Nie ma to na celu dyskredytowania powiązań i entuzjazmu, jakie wszyscy odnajdujemy w grach. Ale nie ma wątpliwości, że możemy uzyskać zbyt wiele dobrego. Mimo niemal nieskończonej gamy gier, wszyscy natrafiliśmy na otrzeźwiające artykuły, z których dowiadujemy się, że wielu graczy z tej samej grupy demograficznej czuje się samotnych i odizolowanych. Nie jest to jasna linia przyczynowa, ale daje powód do zatrzymania się. Jeśli gry są naszym nowym, trzecim miejscem, czy spełniają wszystkie cele, jakie kiedyś osiągały starsze miejsca spotkań towarzyskich? Czy naprawdę powinniśmy tego od nich oczekiwać? To duży ciężar, który musi udźwignąć czyjeś hobby.

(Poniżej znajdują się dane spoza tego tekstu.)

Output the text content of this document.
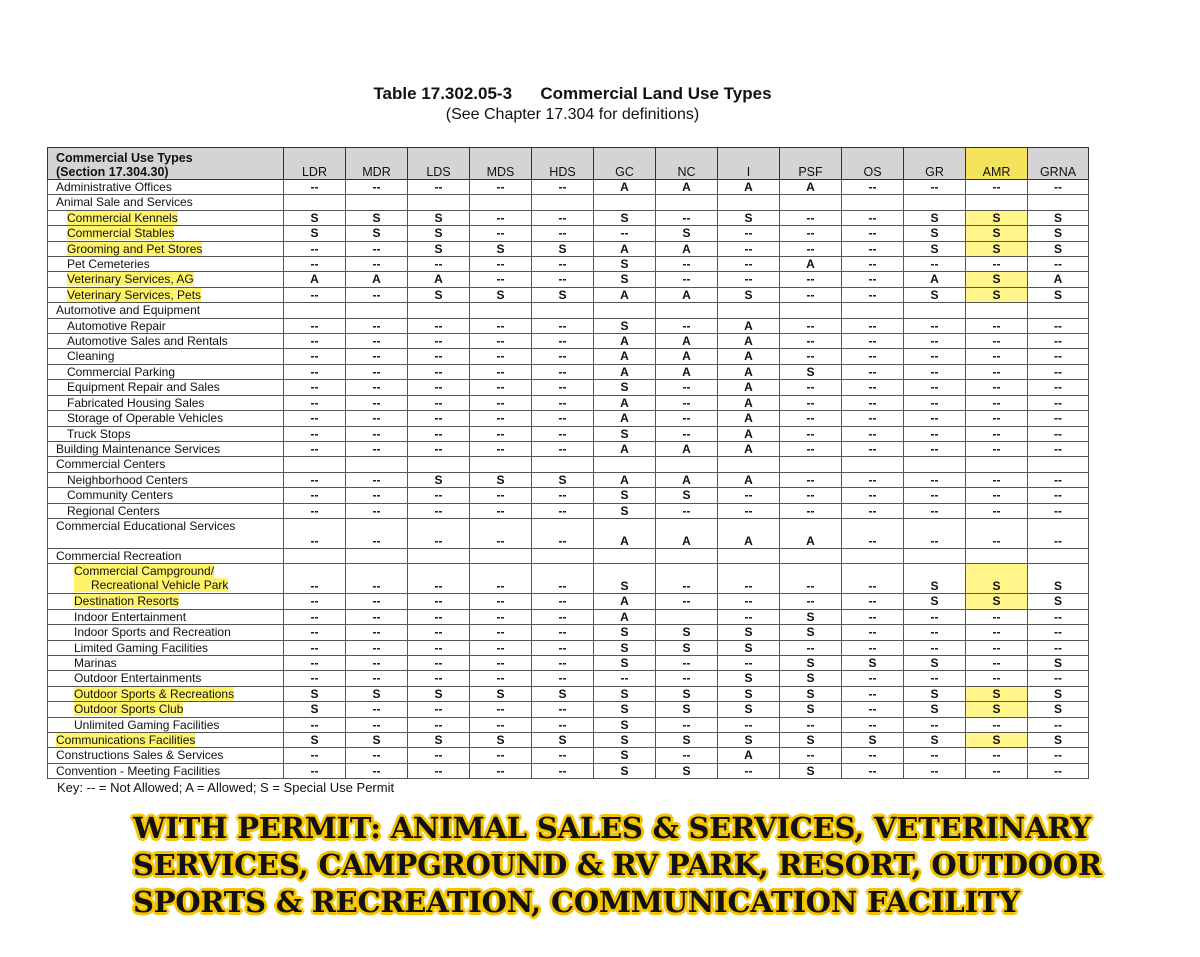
Table 17.302.05-3      Commercial Land Use Types
(See Chapter 17.304 for definitions)
Commercial Use Types
(Section 17.304.30)	LDR	MDR	LDS	MDS	HDS	GC	NC	I	PSF	OS	GR	AMR	GRNA
Administrative Offices	--	--	--	--	--	A	A	A	A	--	--	--	--
Animal Sale and Services													
Commercial Kennels	S	S	S	--	--	S	--	S	--	--	S	S	S
Commercial Stables	S	S	S	--	--	--	S	--	--	--	S	S	S
Grooming and Pet Stores	--	--	S	S	S	A	A	--	--	--	S	S	S
Pet Cemeteries	--	--	--	--	--	S	--	--	A	--	--	--	--
Veterinary Services, AG	A	A	A	--	--	S	--	--	--	--	A	S	A
Veterinary Services, Pets	--	--	S	S	S	A	A	S	--	--	S	S	S
Automotive and Equipment													
Automotive Repair	--	--	--	--	--	S	--	A	--	--	--	--	--
Automotive Sales and Rentals	--	--	--	--	--	A	A	A	--	--	--	--	--
Cleaning	--	--	--	--	--	A	A	A	--	--	--	--	--
Commercial Parking	--	--	--	--	--	A	A	A	S	--	--	--	--
Equipment Repair and Sales	--	--	--	--	--	S	--	A	--	--	--	--	--
Fabricated Housing Sales	--	--	--	--	--	A	--	A	--	--	--	--	--
Storage of Operable Vehicles	--	--	--	--	--	A	--	A	--	--	--	--	--
Truck Stops	--	--	--	--	--	S	--	A	--	--	--	--	--
Building Maintenance Services	--	--	--	--	--	A	A	A	--	--	--	--	--
Commercial Centers													
Neighborhood Centers	--	--	S	S	S	A	A	A	--	--	--	--	--
Community Centers	--	--	--	--	--	S	S	--	--	--	--	--	--
Regional Centers	--	--	--	--	--	S	--	--	--	--	--	--	--
Commercial Educational Services	--	--	--	--	--	A	A	A	A	--	--	--	--
Commercial Recreation													
Commercial Campground/
Recreational Vehicle Park	--	--	--	--	--	S	--	--	--	--	S	S	S
Destination Resorts	--	--	--	--	--	A	--	--	--	--	S	S	S
Indoor Entertainment	--	--	--	--	--	A		--	S	--	--	--	--
Indoor Sports and Recreation	--	--	--	--	--	S	S	S	S	--	--	--	--
Limited Gaming Facilities	--	--	--	--	--	S	S	S	--	--	--	--	--
Marinas	--	--	--	--	--	S	--	--	S	S	S	--	S
Outdoor Entertainments	--	--	--	--	--	--	--	S	S	--	--	--	--
Outdoor Sports & Recreations	S	S	S	S	S	S	S	S	S	--	S	S	S
Outdoor Sports Club	S	--	--	--	--	S	S	S	S	--	S	S	S
Unlimited Gaming Facilities	--	--	--	--	--	S	--	--	--	--	--	--	--
Communications Facilities	S	S	S	S	S	S	S	S	S	S	S	S	S
Constructions Sales & Services	--	--	--	--	--	S	--	A	--	--	--	--	--
Convention - Meeting Facilities	--	--	--	--	--	S	S	--	S	--	--	--	--
Key: -- = Not Allowed; A = Allowed; S = Special Use Permit
WITH PERMIT: ANIMAL SALES & SERVICES, VETERINARY
SERVICES, CAMPGROUND & RV PARK, RESORT, OUTDOOR
SPORTS & RECREATION, COMMUNICATION FACILITY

Twierdzilibyśmy, że kultura mogła odejść od koncepcji pojedynczego trzeciego miejsca. Niezależnie od tego, czy chodzi o indywidualne gry, wspólne wirtualne przestrzenie społecznościowe, czy tradycyjne miejsca spotkań z przeszłości, ludzie to zwierzęta pragnące więzi, dlatego tworzymy społeczności tam, gdzie możemy. Nie uważamy, że powinniśmy uciekać od wzajemnych powiązań, które mogą wyniknąć z gier, nawet jeśli jednocześnie szukamy interakcji gdzie indziej. Jednocześnie, nawet jeśli doceniamy naszą wielką miłość do gier, uważamy, że mogą one być pułapką uniemożliwiającą nam nawiązanie nowych przyjaźni i związków. Podobnie jak wiele innych rzeczy w życiu, jest to znalezienie złotego środka – wybranie nowych dróg do wirtualnych połączeń, nie zapominając o rzeczywistych możliwościach tuż za naszymi drzwiami.